As a subset of Industry 4.0, the development of analytical methods alongside the product developments assumes a significant importance, and it is expected that the tools of digitisation are used in developing robust, simplified and validated test methods. These methods have to be transferrable and have to be integrated in the smart lab of the future.

The big pharma companies have adopted these technologies in building digitised and automated labs and have improved operational efficiency in terms of savings up to 40 per cent of the cost. The concept of distributed labs is being used in supporting the continuous manufacturing technologies for providing real-time on-line feedback on key
quality parameters.

Role of regulators
The role of the regulators and the government is equally important in providing an ecosystem that encourages and facilitates innovation. During the development of COVID vaccine and related drugs, we have seen the regulators world over adopting flexibilities in the process of:
◆ approval of new products for emergency use,
◆ providing GMP flexibilities in terms of accepting remote /virtual inspections,
◆extension of validity periods of GMP certificates, etc.

The learnings from this period can be leveraged to introduce simplified regulatory processes by adopting a risk-based approach. The industry and the regulators have to work together to bring such approaches in practice for alleviating the concerns about compromise to patient safety.

Adaptive challenges
The adoption of new innovative technologies of this scale is a transformational change that requires a huge capital investment and a compelling business case. Besides, we need to have a qualified team with the required capabilities for such adoption.

This is an adaptive challenge more than a technical challenge since we have to break the barrier of inherent immunity to change that exists in us and in our systems.

Therefore, it is important that digitalisation initiatives are built within the company’s quality system. This requires a leadership team with systems’ thinking abilities to appreciate that a modern pharma quality system integrates all five manufacturing systems to operate within and interact with each other.

Improving a part taken separately will not improve the whole system, but, at times, can damage it. Any improvement implemented outside of a QMS will not be scalable and sustainable.

Therefore, we need to focus not only on a small q (QC) but a BIG Q (Quality System).

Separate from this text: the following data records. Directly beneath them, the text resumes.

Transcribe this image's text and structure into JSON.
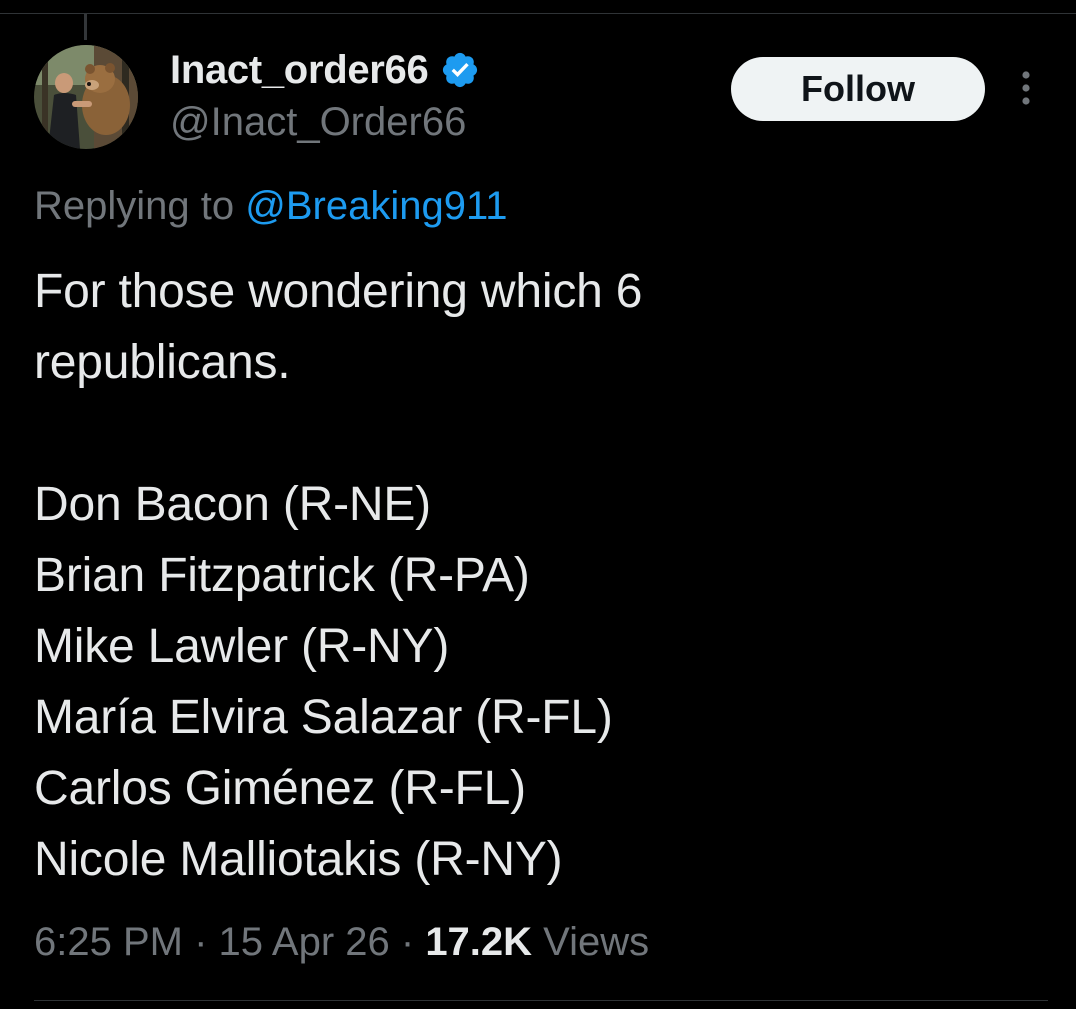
{
  "author": {
    "display_name": "Inact_order66",
    "handle": "@Inact_Order66",
    "verified": true,
    "avatar_icon": "avatar-photo-man-with-bear"
  },
  "follow_button": {
    "label": "Follow"
  },
  "more_icon": "more-vertical-dots-icon",
  "reply": {
    "prefix": "Replying to ",
    "handle": "@Breaking911"
  },
  "tweet": {
    "lines": [
      "For those wondering which 6",
      "republicans.",
      "",
      "Don Bacon (R-NE)",
      "Brian Fitzpatrick (R-PA)",
      "Mike Lawler (R-NY)",
      "María Elvira Salazar (R-FL)",
      "Carlos Giménez (R-FL)",
      "Nicole Malliotakis (R-NY)"
    ]
  },
  "meta": {
    "time": "6:25 PM",
    "separator": " · ",
    "date": "15 Apr 26",
    "views_count": "17.2K",
    "views_label": " Views"
  },
  "colors": {
    "background": "#000000",
    "text": "#e7e9ea",
    "secondary_text": "#71767b",
    "link": "#1d9bf0",
    "verified": "#1d9bf0",
    "follow_bg": "#eff3f4",
    "divider": "#2f3336"
  }
}
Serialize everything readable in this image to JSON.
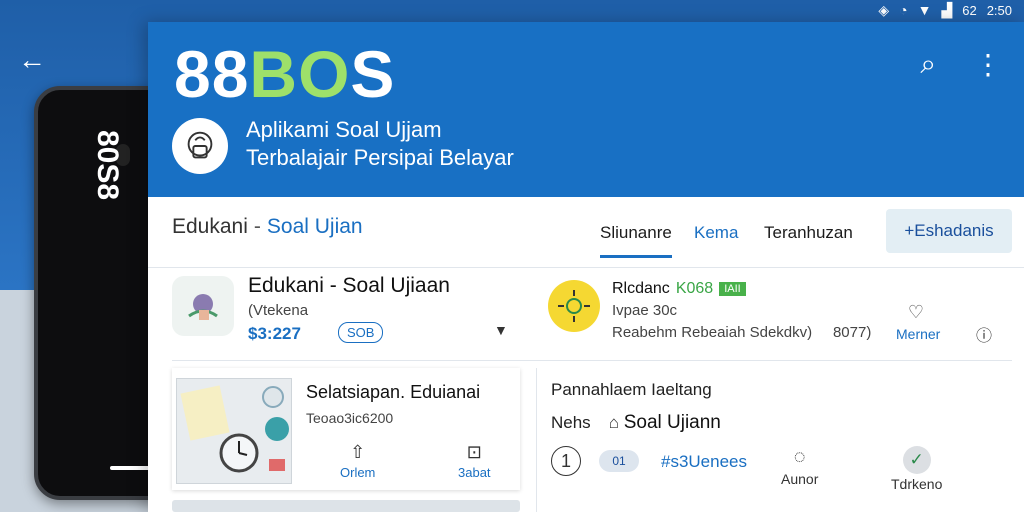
{
  "status_bar": {
    "time": "2:50",
    "extra": "62",
    "icons": [
      "sync-icon",
      "alarm-icon",
      "wifi-icon",
      "signal-icon"
    ]
  },
  "nav": {
    "back_icon": "back-arrow-icon"
  },
  "phone": {
    "screen_text": "80S8"
  },
  "header": {
    "logo_main": "88",
    "logo_accent": "BO",
    "logo_tail": "S",
    "tagline_line1": "Aplikami Soal Ujjam",
    "tagline_line2": "Terbalajair Persipai Belayar",
    "icons": [
      "search-icon",
      "more-vert-icon"
    ]
  },
  "breadcrumb": {
    "parent": "Edukani",
    "separator": "-",
    "current": "Soal Ujian"
  },
  "tabs": [
    {
      "label": "Sliunanre"
    },
    {
      "label": "Kema"
    },
    {
      "label": "Teranhuzan"
    }
  ],
  "tab_button": {
    "label": "+Eshadanis"
  },
  "card_a": {
    "title": "Edukani  - Soal Ujiaan",
    "subtitle": "(Vtekena",
    "price": "$3:227",
    "badge": "SOB"
  },
  "card_b": {
    "title": "Rlcdanc",
    "title_green": "K068",
    "tag": "IAII",
    "subtitle": "Ivpae 30c",
    "meta_left": "Reabehm Rebeaiah Sdekdkv)",
    "meta_right": "8077)",
    "like_label": "Merner"
  },
  "card_c": {
    "title": "Selatsiapan. Eduianai",
    "subtitle": "Teoao3ic6200",
    "action_left": "Orlem",
    "action_right": "3abat"
  },
  "card_d": {
    "title": "Pannahlaem Iaeltang",
    "row_label": "Nehs",
    "row_value": "Soal Ujiann",
    "circle_num": "1",
    "pill": "01",
    "num_text": "#s3Uenees",
    "action1": "Aunor",
    "action2": "Tdrkeno"
  },
  "colors": {
    "brand_blue": "#1870c4",
    "accent_green": "#9ee06a",
    "link_blue": "#1a6fc2"
  }
}
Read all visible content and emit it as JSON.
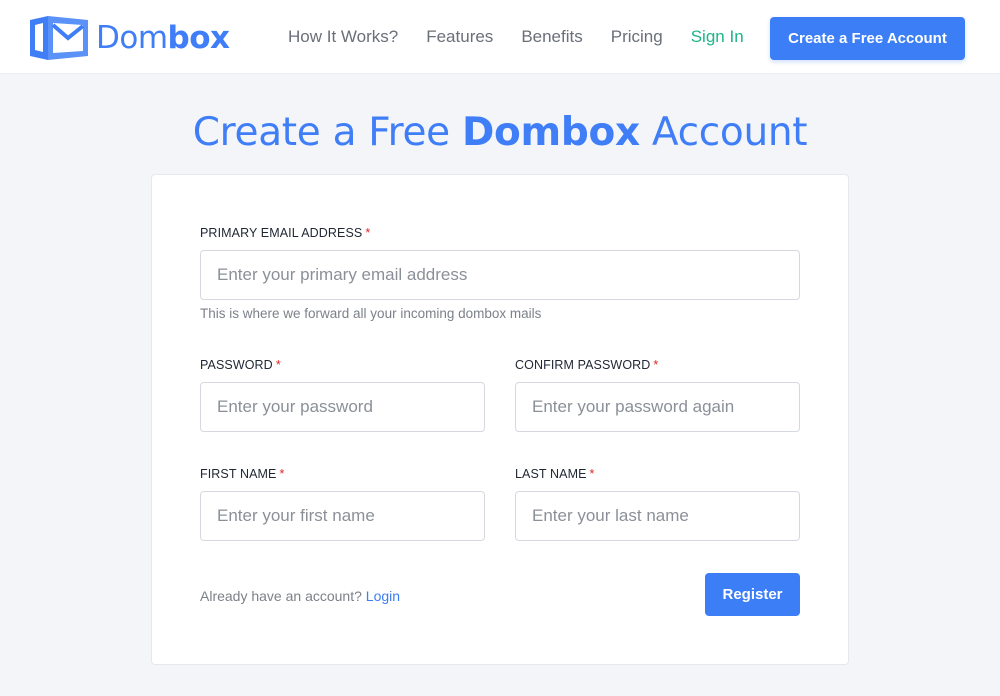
{
  "nav": {
    "logo": {
      "light": "Dom",
      "bold": "box"
    },
    "links": [
      "How It Works?",
      "Features",
      "Benefits",
      "Pricing"
    ],
    "signin": "Sign In",
    "cta": "Create a Free Account"
  },
  "title": {
    "pre": "Create a Free ",
    "bold": "Dombox",
    "post": " Account"
  },
  "form": {
    "email": {
      "label": "PRIMARY EMAIL ADDRESS",
      "required": "*",
      "placeholder": "Enter your primary email address",
      "help": "This is where we forward all your incoming dombox mails"
    },
    "password": {
      "label": "PASSWORD",
      "required": "*",
      "placeholder": "Enter your password"
    },
    "confirm_password": {
      "label": "CONFIRM PASSWORD",
      "required": "*",
      "placeholder": "Enter your password again"
    },
    "first_name": {
      "label": "FIRST NAME",
      "required": "*",
      "placeholder": "Enter your first name"
    },
    "last_name": {
      "label": "LAST NAME",
      "required": "*",
      "placeholder": "Enter your last name"
    },
    "footer_text": "Already have an account?",
    "login_link": "Login",
    "register": "Register"
  },
  "colors": {
    "brand_blue": "#3b7ef6",
    "signin_green": "#1db488",
    "required_red": "#e02424"
  }
}
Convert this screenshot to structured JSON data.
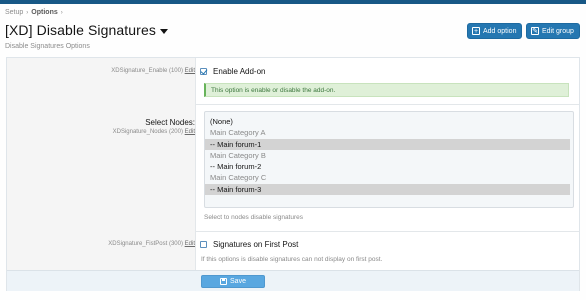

We cannot do today’s work with yesterday’s methods and still be hopeful to succeed tomorrow. What brought us here will not take us any further if we do not focus on innovation. Innovation is the key to success for the pharma industry.

Automation and digitalisation will not replace humans, but instead augment the human capability. It is this integration of human capabilities with technology that will lead to beneficial results that neither humans nor technology can alone deliver.